Now, the two international students are back at school at the University of Regina. Ordu’s final exam for the semester was on Friday, three years to the day after the pair first sought sanctuary.

Both women say they are concentrating on their studies, although Amadi adds with a laugh that the first thing she did when she got back to Regina was make sure her work papers were in order because she “didn’t want to take any chances.”

Ordu is pursuing health studies and performance art, soon to begin a work placement with St. John Ambulance, while Amadi is into international studies with a focus on foreign affairs. She’ll complete an internship with the UN Association of Regina this summer.

In 2012, deportation orders were issued for Ordu and Amadi to leave Canada, after they unwittingly broke their visa conditions by working off campus. Their appeal to immigration services had been denied, but they argued their penalty – to leave Canada, throwing away two years of education – was too harsh.

For 15 months, they lived inside Regina churches. Always wary for signs of the Canada Border Services Agency, they watched friends graduate ahead of them, unsure of their own futures.

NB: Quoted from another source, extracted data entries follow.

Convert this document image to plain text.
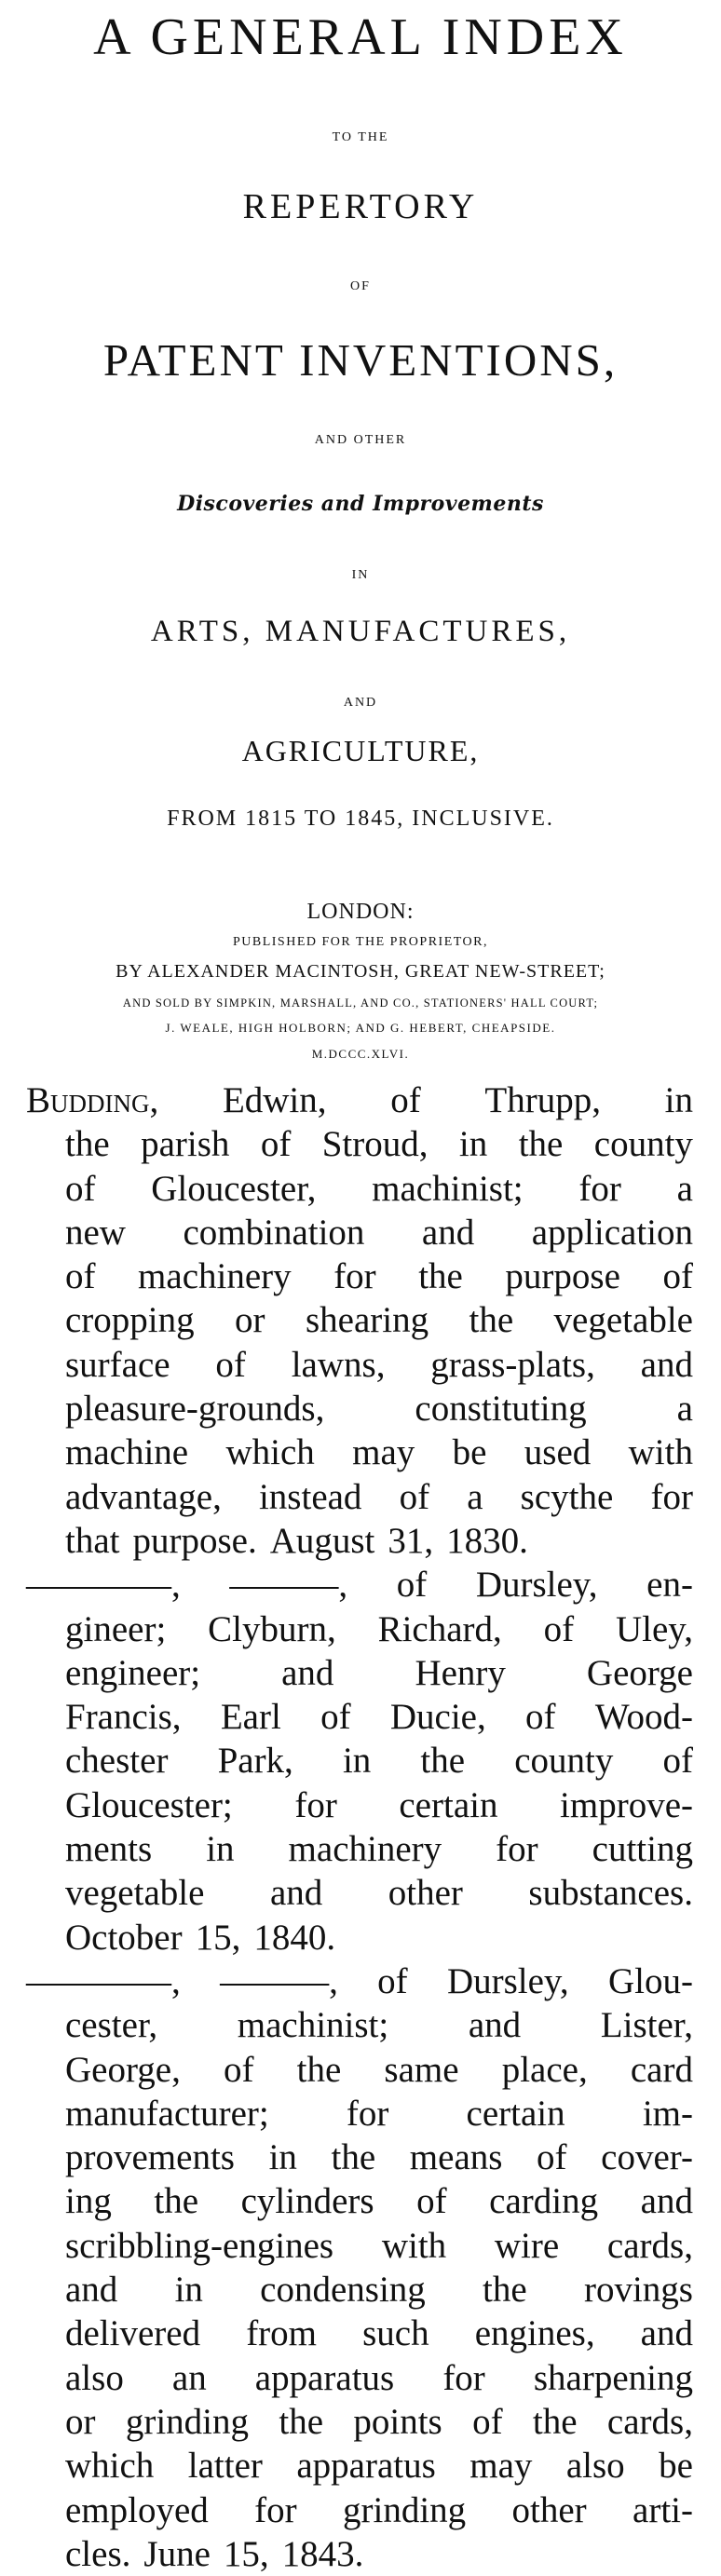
A GENERAL INDEX
TO THE
REPERTORY
OF
PATENT INVENTIONS,
AND OTHER
Discoveries and Improvements
IN
ARTS, MANUFACTURES,
AND
AGRICULTURE,
FROM 1815 TO 1845, INCLUSIVE.
LONDON:
PUBLISHED FOR THE PROPRIETOR,
BY ALEXANDER MACINTOSH, GREAT NEW-STREET;
AND SOLD BY SIMPKIN, MARSHALL, AND CO., STATIONERS' HALL COURT;
J. WEALE, HIGH HOLBORN; AND G. HEBERT, CHEAPSIDE.
M.DCCC.XLVI.
Budding, Edwin, of Thrupp, in
the parish of Stroud, in the county
of Gloucester, machinist; for a
new combination and application
of machinery for the purpose of
cropping or shearing the vegetable
surface of lawns, grass-plats, and
pleasure-grounds, constituting a
machine which may be used with
advantage, instead of a scythe for
that purpose. August 31, 1830.
————, ———, of Dursley, en-
gineer; Clyburn, Richard, of Uley,
engineer; and Henry George
Francis, Earl of Ducie, of Wood-
chester Park, in the county of
Gloucester; for certain improve-
ments in machinery for cutting
vegetable and other substances.
October 15, 1840.
————, ———, of Dursley, Glou-
cester, machinist; and Lister,
George, of the same place, card
manufacturer; for certain im-
provements in the means of cover-
ing the cylinders of carding and
scribbling-engines with wire cards,
and in condensing the rovings
delivered from such engines, and
also an apparatus for sharpening
or grinding the points of the cards,
which latter apparatus may also be
employed for grinding other arti-
cles. June 15, 1843.
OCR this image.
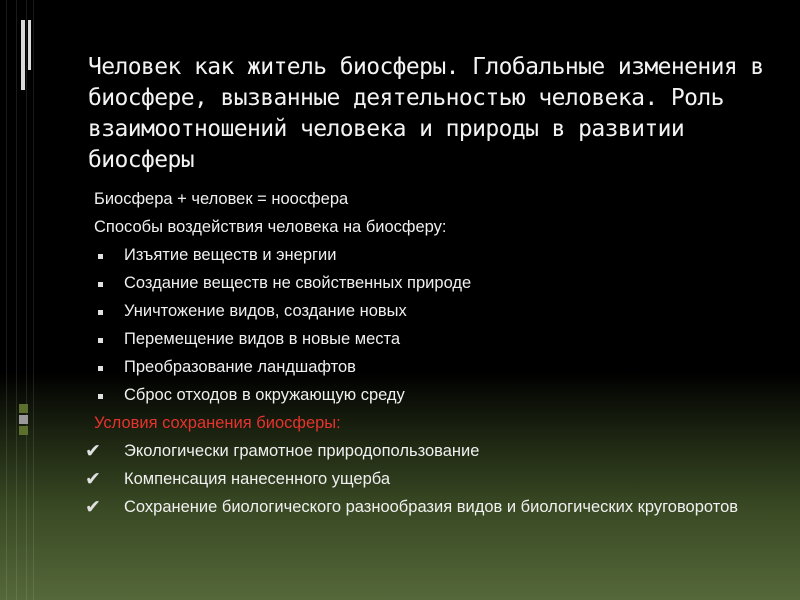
Человек как житель биосферы. Глобальные изменения в биосфере, вызванные деятельностью человека. Роль взаимоотношений человека и природы в развитии биосферы
Биосфера + человек = ноосфера
Способы воздействия человека на биосферу:
Изъятие веществ и энергии
Создание веществ не свойственных природе
Уничтожение видов, создание новых
Перемещение видов в новые места
Преобразование ландшафтов
Сброс отходов в окружающую среду
Условия сохранения биосферы:
✔ Экологически грамотное природопользование
✔ Компенсация нанесенного ущерба
✔ Сохранение биологического разнообразия видов и биологических круговоротов
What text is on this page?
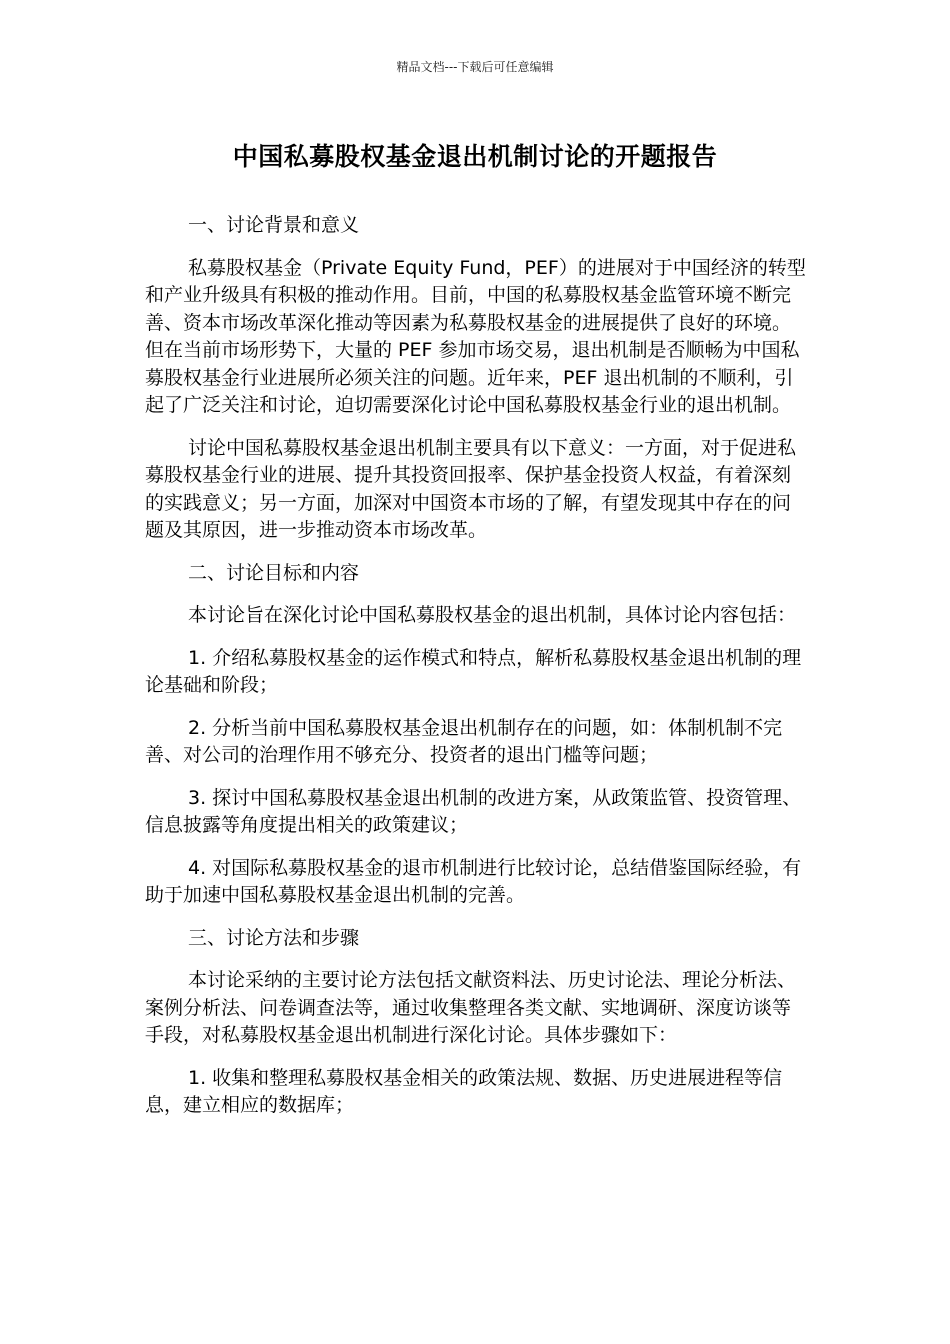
精品文档---下载后可任意编辑
中国私募股权基金退出机制讨论的开题报告

一、讨论背景和意义

私募股权基金（Private Equity Fund，PEF）的进展对于中国经济的转型和产业升级具有积极的推动作用。目前，中国的私募股权基金监管环境不断完善、资本市场改革深化推动等因素为私募股权基金的进展提供了良好的环境。但在当前市场形势下，大量的 PEF 参加市场交易，退出机制是否顺畅为中国私募股权基金行业进展所必须关注的问题。近年来，PEF 退出机制的不顺利，引起了广泛关注和讨论，迫切需要深化讨论中国私募股权基金行业的退出机制。

讨论中国私募股权基金退出机制主要具有以下意义：一方面，对于促进私募股权基金行业的进展、提升其投资回报率、保护基金投资人权益，有着深刻的实践意义；另一方面，加深对中国资本市场的了解，有望发现其中存在的问题及其原因，进一步推动资本市场改革。

二、讨论目标和内容

本讨论旨在深化讨论中国私募股权基金的退出机制，具体讨论内容包括：

1. 介绍私募股权基金的运作模式和特点，解析私募股权基金退出机制的理论基础和阶段；

2. 分析当前中国私募股权基金退出机制存在的问题，如：体制机制不完善、对公司的治理作用不够充分、投资者的退出门槛等问题；

3. 探讨中国私募股权基金退出机制的改进方案，从政策监管、投资管理、信息披露等角度提出相关的政策建议；

4. 对国际私募股权基金的退市机制进行比较讨论，总结借鉴国际经验，有助于加速中国私募股权基金退出机制的完善。

三、讨论方法和步骤

本讨论采纳的主要讨论方法包括文献资料法、历史讨论法、理论分析法、案例分析法、问卷调查法等，通过收集整理各类文献、实地调研、深度访谈等手段，对私募股权基金退出机制进行深化讨论。具体步骤如下：

1. 收集和整理私募股权基金相关的政策法规、数据、历史进展进程等信息，建立相应的数据库；
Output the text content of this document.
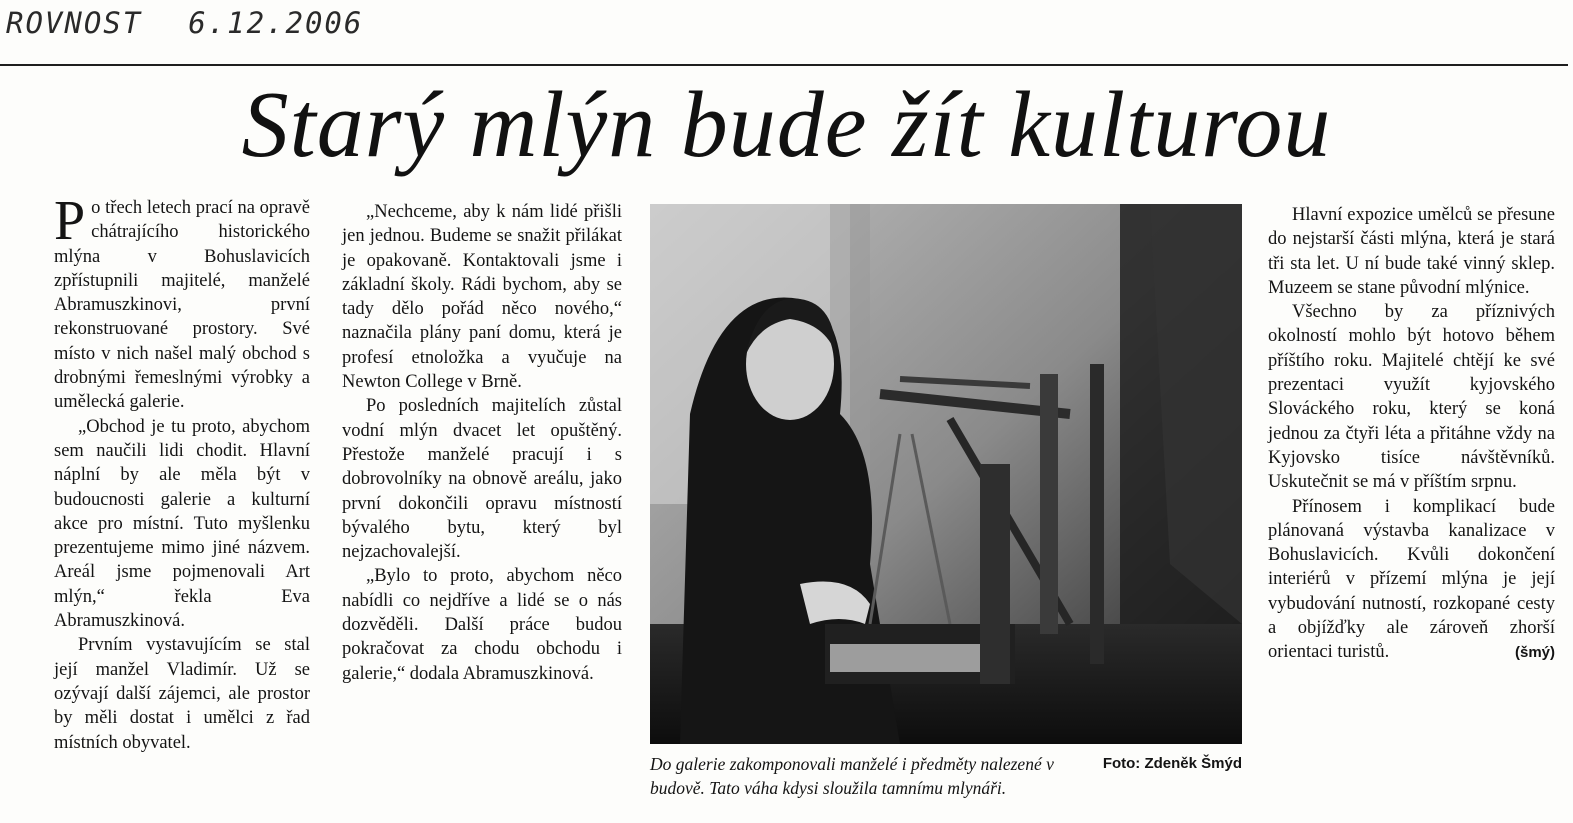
ROVNOST 6.12.2006

Starý mlýn bude žít kulturou

Po třech letech prací na opravě chátrajícího historického mlýna v Bohuslavicích zpřístupnili majitelé, manželé Abramuszkinovi, první rekonstruované prostory. Své místo v nich našel malý obchod s drobnými řemeslnými výrobky a umělecká galerie.

„Obchod je tu proto, abychom sem naučili lidi chodit. Hlavní náplní by ale měla být v budoucnosti galerie a kulturní akce pro místní. Tuto myšlenku prezentujeme mimo jiné názvem. Areál jsme pojmenovali Art mlýn,“ řekla Eva Abramuszkinová.

Prvním vystavujícím se stal její manžel Vladimír. Už se ozývají další zájemci, ale prostor by měli dostat i umělci z řad místních obyvatel.

„Nechceme, aby k nám lidé přišli jen jednou. Budeme se snažit přilákat je opakovaně. Kontaktovali jsme i základní školy. Rádi bychom, aby se tady dělo pořád něco nového,“ naznačila plány paní domu, která je profesí etnoložka a vyučuje na Newton College v Brně.

Po posledních majitelích zůstal vodní mlýn dvacet let opuštěný. Přestože manželé pracují i s dobrovolníky na obnově areálu, jako první dokončili opravu místností bývalého bytu, který byl nejzachovalejší.

„Bylo to proto, abychom něco nabídli co nejdříve a lidé se o nás dozvěděli. Další práce budou pokračovat za chodu obchodu i galerie,“ dodala Abramuszkinová.

Foto: Zdeněk Šmýd
Do galerie zakomponovali manželé i předměty nalezené v budově. Tato váha kdysi sloužila tamnímu mlynáři.

Hlavní expozice umělců se přesune do nejstarší části mlýna, která je stará tři sta let. U ní bude také vinný sklep. Muzeem se stane původní mlýnice.

Všechno by za příznivých okolností mohlo být hotovo během příštího roku. Majitelé chtějí ke své prezentaci využít kyjovského Slováckého roku, který se koná jednou za čtyři léta a přitáhne vždy na Kyjovsko tisíce návštěvníků. Uskutečnit se má v příštím srpnu.

Přínosem i komplikací bude plánovaná výstavba kanalizace v Bohuslavicích. Kvůli dokončení interiérů v přízemí mlýna je její vybudování nutností, rozkopané cesty a objížďky ale zároveň zhorší orientaci turistů.	(šmý)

With the backing of the university and the provincial government, week after week the women hoped the federal government would intervene and then-immigration minister Jason Kenney would overturn the deportation order. He didn’t, but their case played a role in changing the work rules for international students; it’s a bittersweet irony for both that the part-time shifts they took at Wal-Mart in 2012 wouldn’t get them into trouble these days.

Eventually, Ordu and Amadi voluntarily left Canada and returned for six months to their native Nigeria, where they waited to see if new applications to study once again at the U of R would be accepted.

When they first spoke with the Leader-Post in September 2012, they were hopeful their situation would be resolved in short order.

A year later, they were weary, emotionally spent and ready to get on with their lives. Now, they both have a Zenlike calm about their time in sanctuary. “Sometimes you need to go down to the very bottom before you can come back up again,” Amadi says. “I don’t see it as a bad thing. It was hard and it was depressing, but I’m glad, looking back, where I am now.” Ordu nods. “Everything happens for a reason,” she says.

“Back then, I kept thinking ‘Why is his happening?’ But who knows? Maybe being in sanctuary meant something else didn’t happen. You can never tell how God is working.”

By this time next year, Ordu and Amadi will have graduated. They might move on to other cities, but in the meantime, Ordu says, “this is home.”

“Giving back to the community is a big deal for me – I have so much I want to give back, because people were there for me,” she says. “People here are family.”